James I of England
Abstract markings discovered under the floorboards of an historic aristocratic home have been identified by archaeologists as "demon traps" created to protect King James I during a visit shortly after the failure of the Gunpowder Plot.
The grids, crudely carved into wooden floorboards at National Trust property Knole in Kent, stem from a superstitious zeal that descended upon England in the aftermath of the failed 5th November, 1605 conspiracy to assassinate James I and blow up the Houses of Parliament, when conspiracies against the monarchy were rife.
The carvings, described as witchmarks, remained hidden for over 400 years and failed to surface in any historical documents, The Times
But a group of archaeologists from the Museum of London Archaeology were able to pinpoint when they were created using advanced carbon-dating methods.

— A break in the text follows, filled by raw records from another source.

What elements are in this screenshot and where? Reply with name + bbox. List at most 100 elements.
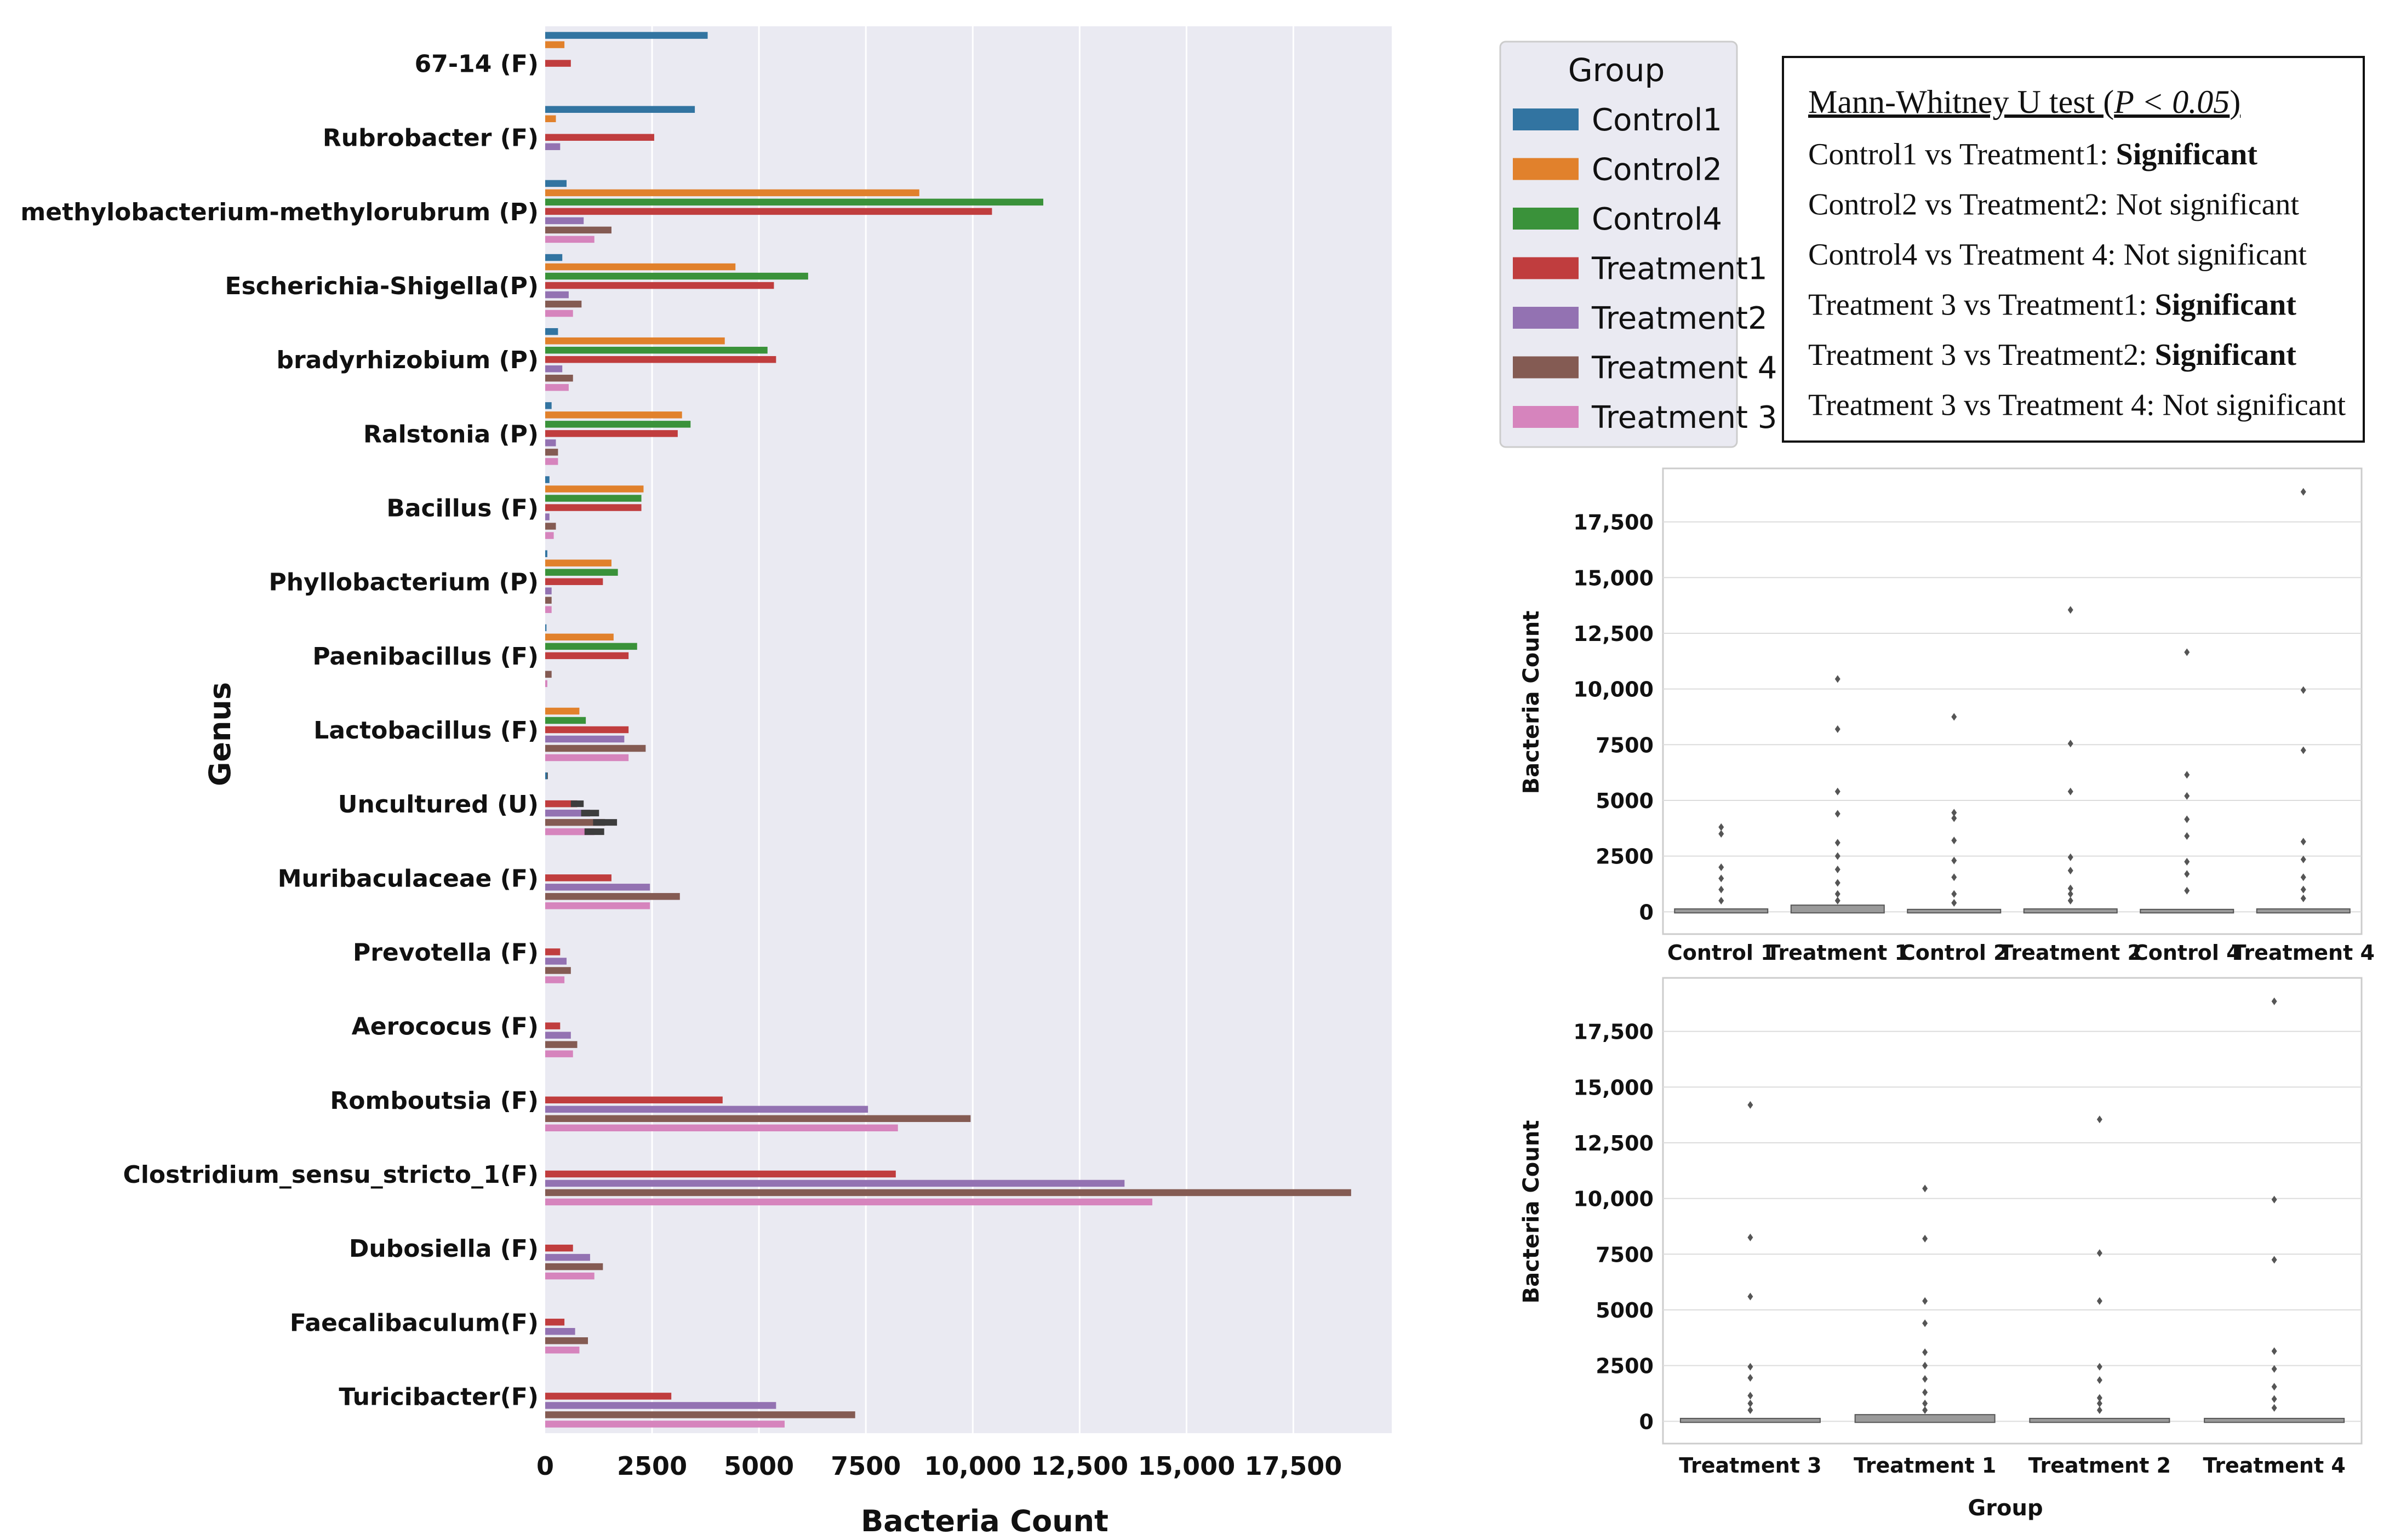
box1-outlier-control-2 [1951,814,1957,822]
box2-outlier-treatment-1 [1922,1361,1928,1370]
legend-label-treatment-3: Treatment 3 [1591,400,1777,436]
box2-outlier-treatment-4 [2271,1347,2277,1355]
stats-comparison: Control1 vs Treatment1: [1808,138,2116,171]
box1-y-tick: 7500 [1596,733,1654,757]
bar-treatment-3-lactobacillus-f [545,754,629,762]
stats-comparison-lines: Control1 vs Treatment1: SignificantContr… [1808,138,2346,422]
box2-outlier-treatment-4 [2271,1404,2277,1412]
box1-x-tick: Treatment 4 [2232,941,2375,965]
bar-control1-67-14-f [545,32,708,39]
box2-outlier-treatment-1 [1922,1388,1928,1396]
bar-treatment-4-uncultured-u [545,818,605,826]
box1-outlier-control-4 [2184,815,2190,823]
bar-control1-bacillus-f [545,476,550,483]
bar-chart-category-label: Prevotella (F) [353,938,539,966]
box1-outlier-treatment-4 [2300,885,2306,894]
bar-treatment-4-phyllobacterium-p [545,597,552,604]
box1-x-tick: Control 1 [1667,941,1775,965]
box1-outlier-control-1 [1718,863,1724,871]
bar-chart-category-label: Lactobacillus (F) [313,717,539,745]
box1-outlier-treatment-1 [1834,866,1840,874]
box1-outlier-control-4 [2184,886,2190,895]
boxplot-top-frame [1662,467,2363,935]
bar-treatment-4-prevotella-f [545,967,571,974]
bar-control1-methylobacterium-methylorubrum-p [545,180,567,187]
bar-control2-ralstonia-p [545,411,682,419]
box1-box-treatment-1 [1790,904,1885,914]
box2-y-tick: 12,500 [1573,1131,1654,1155]
bar-chart-x-tick: 17,500 [1245,1451,1342,1481]
box1-outlier-treatment-4 [2300,855,2306,863]
bar-treatment1-aerococus-f [545,1022,561,1029]
bar-control1-bradyrhizobium-p [545,328,558,335]
box2-outlier-treatment-2 [2096,1115,2102,1124]
bar-treatment2-lactobacillus-f [545,735,625,743]
stats-comparison: Treatment 3 vs Treatment 4: [1808,388,2163,422]
box1-outlier-treatment-1 [1834,725,1840,733]
boxplot-top-gridlines [1663,521,2362,913]
bar-treatment1-paenibacillus-f [545,652,629,660]
box2-outlier-treatment-2 [2096,1249,2102,1257]
bar-treatment-3-romboutsia-f [545,1124,898,1132]
bar-control1-escherichia-shigella-p [545,254,563,261]
boxplot-top: 0 2500 5000 7500 10,000 12,500 15,000 17,500 Co… [1519,467,2375,965]
box1-outlier-treatment-4 [2300,686,2306,694]
legend-swatch-control4 [1513,208,1579,230]
bar-treatment2-dubosiella-f [545,1253,590,1261]
legend-swatch-control1 [1513,108,1579,130]
box1-outlier-treatment-4 [2300,488,2306,496]
bar-treatment1-turicibacter-f [545,1393,672,1400]
stats-comparison: Treatment 3 vs Treatment2: [1808,338,2155,372]
box2-outlier-treatment-3 [1747,1292,1753,1301]
bar-control4-ralstonia-p [545,421,691,428]
box2-outlier-treatment-1 [1922,1184,1928,1193]
bar-control2-bacillus-f [545,485,644,493]
bar-treatment1-romboutsia-f [545,1096,723,1104]
box1-outlier-treatment-1 [1834,839,1840,847]
bar-treatment1-rubrobacter-f [545,134,654,141]
boxplot-bottom-x-axis-label: Group [1968,1496,2043,1521]
box1-outlier-treatment-4 [2300,873,2306,881]
legend-swatch-treatment-4 [1513,356,1579,379]
box2-outlier-treatment-4 [2271,997,2277,1005]
bar-control2-paenibacillus-f [545,633,614,641]
boxplot-top-y-axis-label: Bacteria Count [1519,611,1544,794]
bar-control2-rubrobacter-f [545,115,556,122]
bar-treatment-3-escherichia-shigella-p [545,310,573,317]
box1-x-tick: Treatment 2 [1999,941,2142,965]
box1-outlier-treatment-2 [2067,867,2073,875]
box1-outlier-treatment-4 [2300,894,2306,902]
boxplot-top-y-tick-labels: 0 2500 5000 7500 10,000 12,500 15,000 17,500 [1573,511,1654,925]
bar-chart-category-label: Rubrobacter (F) [323,124,539,152]
bar-treatment-4-escherichia-shigella-p [545,300,582,308]
stats-comparison: Control2 vs Treatment2: [1808,188,2116,222]
legend-label-treatment-4: Treatment 4 [1591,351,1777,386]
bar-treatment2-faecalibaculum-f [545,1328,575,1335]
bar-treatment1-escherichia-shigella-p [545,282,774,289]
box2-y-tick: 5000 [1596,1298,1654,1323]
box1-outlier-control-4 [2184,870,2190,878]
bar-chart-y-axis-label: Genus [203,682,237,786]
box2-box-treatment-3 [1679,1418,1821,1423]
bar-control1-phyllobacterium-p [545,550,547,557]
box1-outlier-control-2 [1951,713,1957,721]
box2-outlier-treatment-2 [2096,1394,2102,1402]
legend-swatch-control2 [1513,158,1579,180]
bar-treatment2-muribaculaceae-f [545,884,650,891]
box2-outlier-treatment-3 [1747,1392,1753,1400]
bar-treatment-4-muribaculaceae-f [545,893,680,900]
box2-outlier-treatment-1 [1922,1297,1928,1305]
legend-frame [1499,41,1738,448]
box1-outlier-control-1 [1718,885,1724,894]
bar-chart-category-label: Aerococus (F) [352,1013,539,1041]
box1-outlier-control-1 [1718,823,1724,831]
bar-treatment-3-bradyrhizobium-p [545,383,569,391]
box2-y-tick: 15,000 [1573,1075,1654,1100]
genus-bar-chart: 67-14 (F) Rubrobacter (F) methylobacterium… [20,26,1392,1538]
bar-chart-x-tick: 7500 [831,1451,901,1481]
box1-outlier-treatment-1 [1834,787,1840,795]
legend-title: Group [1568,51,1665,89]
box2-outlier-treatment-3 [1747,1406,1753,1414]
box1-outlier-treatment-4 [2300,838,2306,846]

Careful analysis of natural patterns in the wood revealed it stemmed from timber that had been felled in the winter of 1605. The archaeologists were able to discern the planks were laid in the property as flooring while they were pliable and fresh the following spring or summer.
The dates reflect a period in British history when the 1st Earl of Dorset, Thomas Sackville, enticed King James I to stay at his residence in 1606 by constructing a group of royal apartments.
An MP and Lord High Treasurer, Sackville was the nephew of executed Queen of England Anne Boleyn. Carpenters, in full knowledge they were constructing a bedroom for a monarch, strove to protect James I by carving special marks they believed would serve as talismans.